Quali caratteristiche presenta, rispetto a questa azione, la città di Palermo?
“Palermo è una città complessa, anzi più che policentrica la definirei un mosaico di tante periferie, fatta da tante periferie che hanno punti di forza e di debolezza. Le criticità sono dovute al fatto di vivere in una situazione di marginalità rispetto alla distribuzione delle risorse economiche e di potere, ma ciò porta anche dei vantaggi, perché vengono elaborate idee più innovative e significative. Abbiamo periferie da cui sono nati centri aggregativi per ragazzi autogestiti, luoghi significativi per le donne, non è un caso che anche un’esperienza come quella di padre Puglisi nasca in una periferia come Brancaccio, come momento di resistenza forte alla mafia. Le periferie sono sì luoghi del “ disagio” ma anche spazi dove si matura e si diffonde dal basso una cultura politica “innovativa”.

Qual è la lettura “ignaziana” da dare a questo tipo di esperienza in corso?
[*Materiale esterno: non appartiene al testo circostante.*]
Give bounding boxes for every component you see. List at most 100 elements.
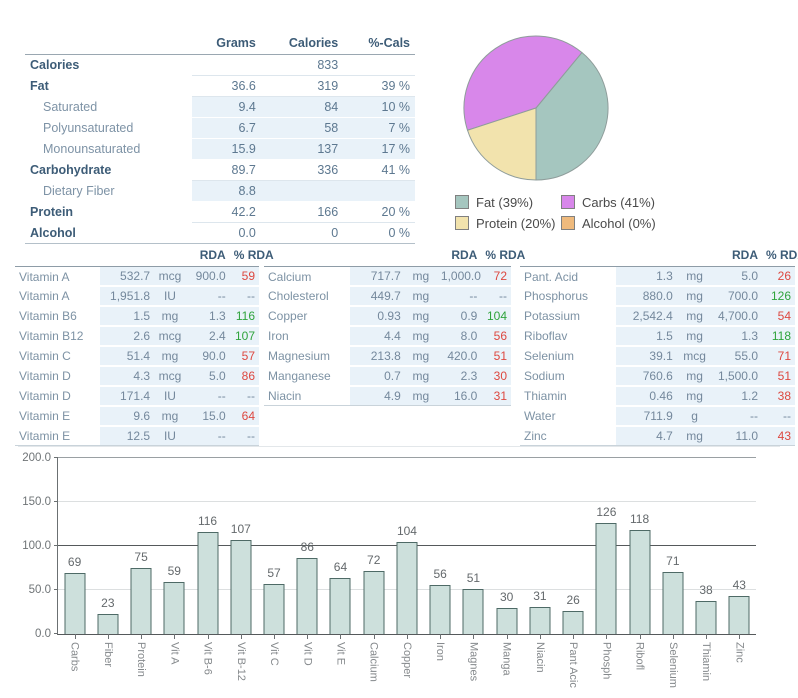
bar <box>329 577 351 634</box>
pcals-cell <box>343 180 415 202</box>
nutrient-label: Selenium <box>524 349 575 363</box>
rda-cell: 420.0 <box>436 346 482 367</box>
nutrient-label: Vitamin D <box>19 369 71 383</box>
bar-slot: 57 Vit C <box>257 458 290 666</box>
nutrient-row: Phosphorus 880.0 mg 700.0 126 <box>520 286 795 307</box>
bar-slot: 59 Vit A <box>158 458 191 664</box>
rda-cell: 0.9 <box>436 306 482 327</box>
bar-slot: 69 Carbs <box>58 458 91 671</box>
x-axis-tick <box>74 634 76 639</box>
pie-slice-fat <box>535 51 609 181</box>
pct-rda-cell: 56 <box>481 326 511 347</box>
bar-slot: 43 Zinc <box>723 458 756 663</box>
rda-cell: -- <box>712 406 762 427</box>
bar <box>629 530 651 634</box>
pct-rda-cell: 30 <box>481 366 511 387</box>
bar-value-label: 59 <box>167 564 181 579</box>
nutrient-row: Vitamin B12 2.6 mcg 2.4 107 <box>15 326 259 347</box>
bar-value-label: 26 <box>566 593 580 608</box>
pct-rda-cell: 38 <box>762 386 795 407</box>
bar-slot: 56 Iron <box>424 458 457 661</box>
bar-value-label: 43 <box>732 578 746 593</box>
calories-cell: 58 <box>260 117 344 139</box>
unit-cell: IU <box>154 426 186 446</box>
rda-cell: 15.0 <box>185 406 230 427</box>
nutrient-label: Vitamin B6 <box>19 309 77 323</box>
col-blank <box>25 33 192 55</box>
grams-cell: 9.4 <box>191 96 261 118</box>
unit-cell: mg <box>676 326 713 347</box>
col-pcals: %-Cals <box>343 33 415 55</box>
rda-cell: 1,500.0 <box>712 366 762 387</box>
rda-cell: 11.0 <box>712 426 762 446</box>
unit-cell: mg <box>154 346 186 367</box>
x-axis-tick <box>406 634 408 639</box>
amount-cell: 1.5 <box>616 326 677 347</box>
rda-cell: 5.0 <box>712 266 762 287</box>
pcals-cell: 39 % <box>343 75 415 97</box>
nutrient-row: Vitamin D 4.3 mcg 5.0 86 <box>15 366 259 387</box>
bar-value-label: 75 <box>134 550 148 564</box>
bar-value-label: 116 <box>197 513 218 528</box>
bar <box>363 570 385 634</box>
bar-value-label: 86 <box>300 540 314 555</box>
unit-cell: mg <box>676 426 713 446</box>
bar <box>662 571 684 634</box>
nutrient-label: Potassium <box>524 309 581 323</box>
nutrient-label: Vitamin B12 <box>19 329 84 343</box>
bar <box>462 589 484 634</box>
bar <box>562 611 584 634</box>
bar-slot: 126 Phosph <box>590 458 623 679</box>
rda-cell: 5.0 <box>185 366 230 387</box>
nutrient-row: Pant. Acid 1.3 mg 5.0 26 <box>520 266 795 287</box>
nutrient-label: Water <box>524 409 556 423</box>
col-pct-rda: % RDA <box>762 246 798 267</box>
legend-label: Carbs (41%) <box>582 194 655 210</box>
grams-cell: 15.9 <box>191 138 261 160</box>
nutrient-header-row: RDA% RDA <box>264 246 525 267</box>
bar-value-label: 71 <box>666 553 680 568</box>
nutrient-label: Vitamin E <box>19 409 71 423</box>
y-axis-label: 150.0 <box>22 496 51 508</box>
gridline <box>58 501 756 502</box>
pct-rda-cell: -- <box>229 386 259 407</box>
nutrient-row: Selenium 39.1 mcg 55.0 71 <box>520 346 795 367</box>
x-axis-tick <box>473 634 475 639</box>
col-rda: RDA <box>185 246 230 267</box>
calories-cell: 0 <box>260 222 344 244</box>
bar-slot: 104 Copper <box>390 458 423 678</box>
bar-slot: 64 Vit E <box>324 458 357 665</box>
gridline <box>58 457 756 458</box>
pcals-cell: 10 % <box>343 96 415 118</box>
x-axis-tick <box>141 634 143 639</box>
nutrient-label: Niacin <box>264 386 351 406</box>
bar-category-label: Copper <box>400 642 413 679</box>
nutrient-row: Vitamin B6 1.5 mg 1.3 116 <box>15 306 259 327</box>
rda-cell: 1.3 <box>185 306 230 327</box>
bar-category-label: Thiamin <box>700 642 713 682</box>
pcals-cell <box>343 54 415 76</box>
nutrient-label: Alcohol <box>25 222 192 244</box>
bar-value-label: 51 <box>466 571 481 586</box>
nutrient-label: Zinc <box>520 426 617 446</box>
bar-series: 69 Carbs 23 Fiber 75 Protein 59 Vit A 116 Vit B-6… <box>58 458 756 688</box>
bar-category-label: Ribofl <box>633 642 646 671</box>
x-axis-tick <box>307 634 309 639</box>
pct-rda-cell: 26 <box>762 266 795 287</box>
bar-category-label: Magnes <box>467 642 480 682</box>
col-calories: Calories <box>260 33 344 55</box>
rda-cell: 2.4 <box>185 326 230 347</box>
unit-cell: mg <box>404 346 437 367</box>
bar <box>163 582 185 634</box>
bar-category-label: Fiber <box>101 642 114 668</box>
amount-cell: 0.46 <box>616 386 677 407</box>
unit-cell: mg <box>154 306 186 327</box>
nutrient-row: Vitamin A 532.7 mcg 900.0 59 <box>15 266 259 287</box>
bar <box>97 613 119 634</box>
bar-value-label: 72 <box>367 552 381 567</box>
bar-category-label: Selenium <box>666 642 679 688</box>
nutrient-row: Riboflav 1.5 mg 1.3 118 <box>520 326 795 347</box>
bar-slot: 86 Vit D <box>291 458 324 666</box>
col-pct-rda: % RDA <box>229 246 274 267</box>
rda-cell: 2.3 <box>436 366 482 387</box>
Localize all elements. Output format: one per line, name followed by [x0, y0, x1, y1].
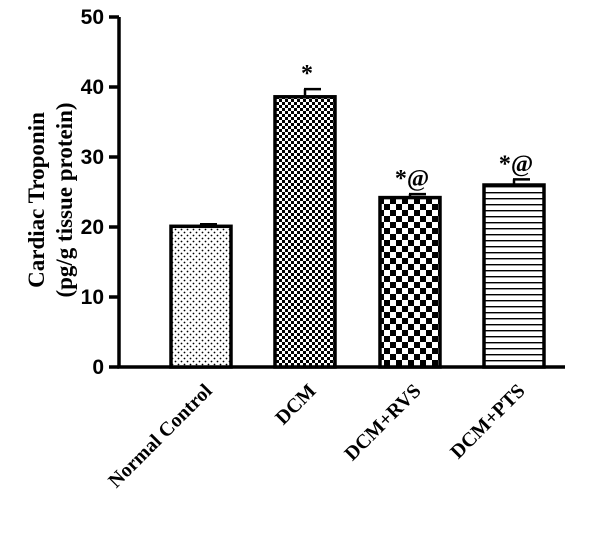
x-tick-label: DCM+RVS — [340, 380, 425, 465]
y-ticks: 0 10 20 30 40 50 — [81, 6, 119, 379]
x-tick-label: DCM+PTS — [446, 380, 529, 463]
x-tick-label: DCM — [271, 380, 320, 429]
y-tick-label: 30 — [81, 146, 104, 169]
bar-dcm-pts — [482, 183, 546, 369]
y-tick-label: 40 — [81, 76, 104, 99]
significance-annotation: *@ — [395, 166, 429, 192]
category-labels: Normal Control DCM DCM+RVS DCM+PTS — [104, 380, 529, 493]
bar-dcm-rvs — [378, 195, 442, 369]
bars: * *@ *@ — [169, 61, 546, 369]
significance-annotation: * — [301, 61, 313, 87]
y-axis-label-line-2: (pg/g tissue protein) — [52, 102, 77, 297]
y-tick-label: 0 — [92, 356, 104, 379]
y-tick-label: 50 — [81, 6, 104, 29]
y-tick-label: 20 — [81, 216, 104, 239]
significance-annotation: *@ — [499, 151, 533, 177]
bar-dcm — [273, 95, 337, 369]
bar-normal-control — [169, 224, 233, 369]
y-axis-label-line-1: Cardiac Troponin — [24, 112, 49, 288]
y-tick-label: 10 — [81, 286, 104, 309]
x-tick-label: Normal Control — [104, 380, 217, 493]
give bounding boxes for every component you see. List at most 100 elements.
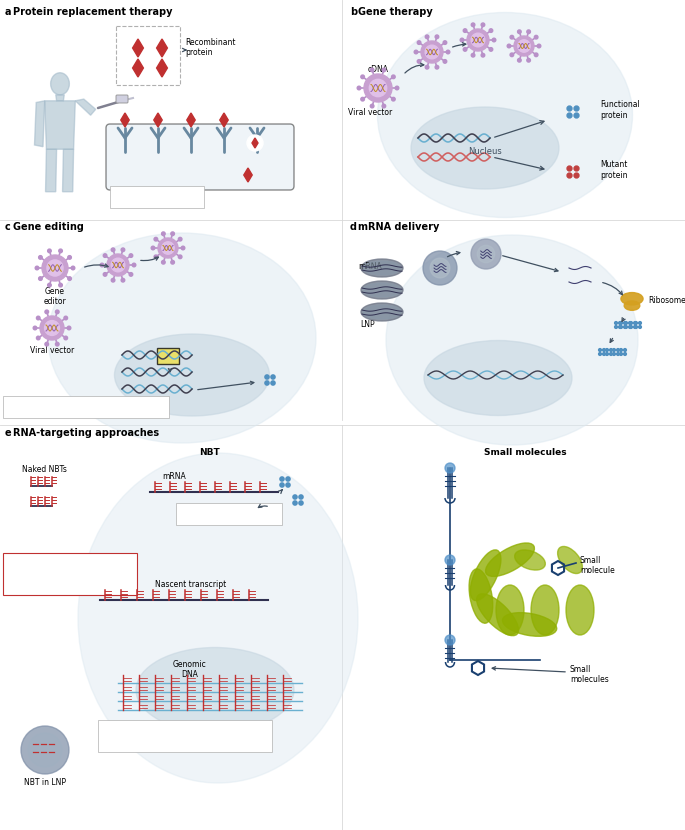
Ellipse shape [361, 281, 403, 299]
Circle shape [614, 321, 617, 325]
Ellipse shape [531, 585, 559, 635]
Circle shape [357, 86, 361, 90]
Circle shape [71, 266, 75, 270]
Text: d: d [350, 222, 357, 232]
Text: c: c [5, 222, 11, 232]
Circle shape [471, 53, 475, 57]
Ellipse shape [361, 303, 403, 321]
Circle shape [620, 321, 623, 325]
Circle shape [510, 53, 514, 56]
Circle shape [630, 325, 632, 329]
Circle shape [293, 500, 297, 505]
Circle shape [371, 105, 374, 108]
Text: Functional
protein: Functional protein [600, 100, 640, 120]
Circle shape [616, 349, 619, 351]
Text: Gene editing: Gene editing [13, 222, 84, 232]
Ellipse shape [477, 593, 519, 636]
Circle shape [45, 320, 60, 335]
Circle shape [382, 105, 386, 108]
Ellipse shape [136, 647, 294, 733]
Ellipse shape [558, 546, 582, 574]
Circle shape [280, 477, 284, 481]
Ellipse shape [486, 543, 534, 576]
Text: Gene therapy: Gene therapy [358, 7, 433, 17]
FancyBboxPatch shape [116, 26, 180, 85]
Circle shape [471, 33, 485, 46]
Circle shape [619, 325, 621, 329]
Circle shape [518, 40, 530, 52]
Ellipse shape [363, 261, 401, 275]
Text: a: a [5, 7, 12, 17]
Circle shape [435, 66, 439, 69]
Circle shape [36, 336, 40, 339]
Circle shape [132, 263, 136, 266]
Circle shape [629, 321, 632, 325]
Circle shape [567, 113, 572, 118]
Text: mRNA: mRNA [358, 262, 382, 271]
Circle shape [537, 44, 540, 48]
FancyBboxPatch shape [3, 396, 169, 418]
Circle shape [40, 316, 64, 340]
Circle shape [33, 326, 37, 330]
Circle shape [634, 325, 636, 329]
Circle shape [154, 255, 158, 259]
Circle shape [45, 310, 49, 314]
Text: mRNA delivery: mRNA delivery [358, 222, 439, 232]
Circle shape [100, 263, 104, 266]
Circle shape [612, 353, 615, 355]
Polygon shape [45, 100, 75, 149]
Circle shape [623, 325, 626, 329]
Circle shape [514, 36, 534, 56]
Text: mRNA: mRNA [162, 472, 186, 481]
Circle shape [489, 29, 493, 32]
Ellipse shape [51, 73, 69, 95]
Ellipse shape [78, 453, 358, 783]
Circle shape [481, 53, 485, 57]
Circle shape [610, 349, 612, 351]
Circle shape [48, 283, 51, 287]
Text: Nascent transcript: Nascent transcript [155, 580, 226, 589]
Circle shape [493, 38, 496, 42]
Circle shape [417, 60, 421, 63]
Circle shape [606, 349, 608, 351]
Circle shape [603, 353, 606, 355]
Circle shape [103, 254, 107, 257]
Circle shape [620, 349, 623, 351]
Ellipse shape [361, 259, 403, 277]
Polygon shape [157, 39, 167, 57]
FancyBboxPatch shape [3, 553, 137, 595]
Circle shape [623, 353, 626, 355]
Circle shape [55, 342, 59, 346]
Circle shape [603, 349, 606, 351]
Polygon shape [157, 59, 167, 77]
Ellipse shape [624, 301, 640, 310]
Circle shape [68, 256, 71, 259]
Circle shape [534, 53, 538, 56]
Circle shape [299, 500, 303, 505]
Circle shape [460, 38, 464, 42]
Circle shape [430, 258, 450, 278]
Text: b: b [350, 7, 357, 17]
Circle shape [567, 173, 572, 178]
Text: Small molecules: Small molecules [484, 448, 566, 457]
FancyBboxPatch shape [176, 503, 282, 525]
Circle shape [271, 381, 275, 385]
Circle shape [443, 60, 447, 63]
Circle shape [293, 495, 297, 499]
Text: Binds to nascent transcripts and
modulates co-transcriptional
splicing, chemical: Binds to nascent transcripts and modulat… [18, 563, 121, 585]
Ellipse shape [114, 334, 269, 416]
Text: Gene
editor: Gene editor [44, 287, 66, 306]
Circle shape [361, 75, 364, 79]
Circle shape [534, 36, 538, 39]
Circle shape [599, 353, 601, 355]
Text: Recombinant
protein: Recombinant protein [185, 38, 236, 57]
Circle shape [286, 483, 290, 487]
Circle shape [414, 50, 418, 54]
FancyBboxPatch shape [98, 720, 272, 752]
Ellipse shape [621, 293, 643, 305]
Circle shape [129, 254, 133, 257]
Text: Naked NBTs: Naked NBTs [22, 465, 67, 474]
Text: Viral vector: Viral vector [348, 108, 392, 117]
Circle shape [271, 375, 275, 379]
Text: RNA-targeting approaches: RNA-targeting approaches [13, 428, 159, 438]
“Il cuore della pedagogia ignaziana è la rilettura delle esperienze, attraverso quel metodo significativo fatto di esperienza riflessione e azione. Noi siamo partiti da quello che il contesto offriva, dalle buone prassi realizzate nel territorio, dall’ascoltare non solo i bisogni ma anche i desideri del territorio. Abbiamo ascoltato anche i giovanissimi delle periferie, e, insieme al Centro Astalli e ad altre realtà sociali del territorio anche i bisogni e i desideri degli immigrati, di chi non può più condurre “una vita degna” . E’ stata fatta una riflessione scientifica, abbiamo convocato esperti, messo insieme la testa con le braccia, mettendo a diretto contatto le persone in disagio con chi fa ricerca, con chi ha la possibilità di riflettere e portare anche delle proposte di soluzione al disagio. Spesso ci interfacciamo con i politici, i referenti istituzionali, perché queste azioni devono diventare sistema, diventare regolamenti, possibilità di creare consulte, di entrare nella macchina amministrativa comunale o regionale, per avere sostenibilità nel tempo. Perciò è importante fare lavoro congiunto con referenti politici, anche se con coscienza critica, dalla parte sempre di chi vive un disagio sociale. Con forza e passione, presentando proposte concrete sulle quali chiediamo delle risposte. E’ importante che anche la macchina amministrativa si muova. Non è più il tempo di fare le cose da soli o in maniera unilaterale. Non ce lo possiamo più permettere. La crisi ha offerto l’opportunità per incontrarsi non più sui fondi e i finanziamenti, ma sulle idee e sulla voglia di fare crescere i nostri territori”.

Come si colloca questo lavoro di rete all’interno delle altre attività che l’Arrupe porta avanti?
“Ci occupiamo di formazione, di master in progettazione, in passato in politiche pubbliche e vogliamo fare in modo che i nostri studenti non fuggano via. Al Sud c’è bisogno di intelligenze nuove e fresche, per rinnovare le leadership sia pubbliche che private del territorio. C’è il rischio di uno stallo politico e istituzionale, e che si ripetano sempre gli stessi scenari, che non si innovi, che non sia dia spazio alle nuove generazioni. I nostri sono giovani ben formati, con competenze, anche grazie all’idea ignaziana del tutoraggio, un percorso personalizzato per ciascun studente. E’ una ricchezza che vogliamo mettere a servizio della città e della regione. Questo è il punto in cui possono incontrarsi le varie attività dell’Arrupe con un piano per Palermo, “facendo in modo che i giovani non vadano più via ma restino a lavorare per il territorio”.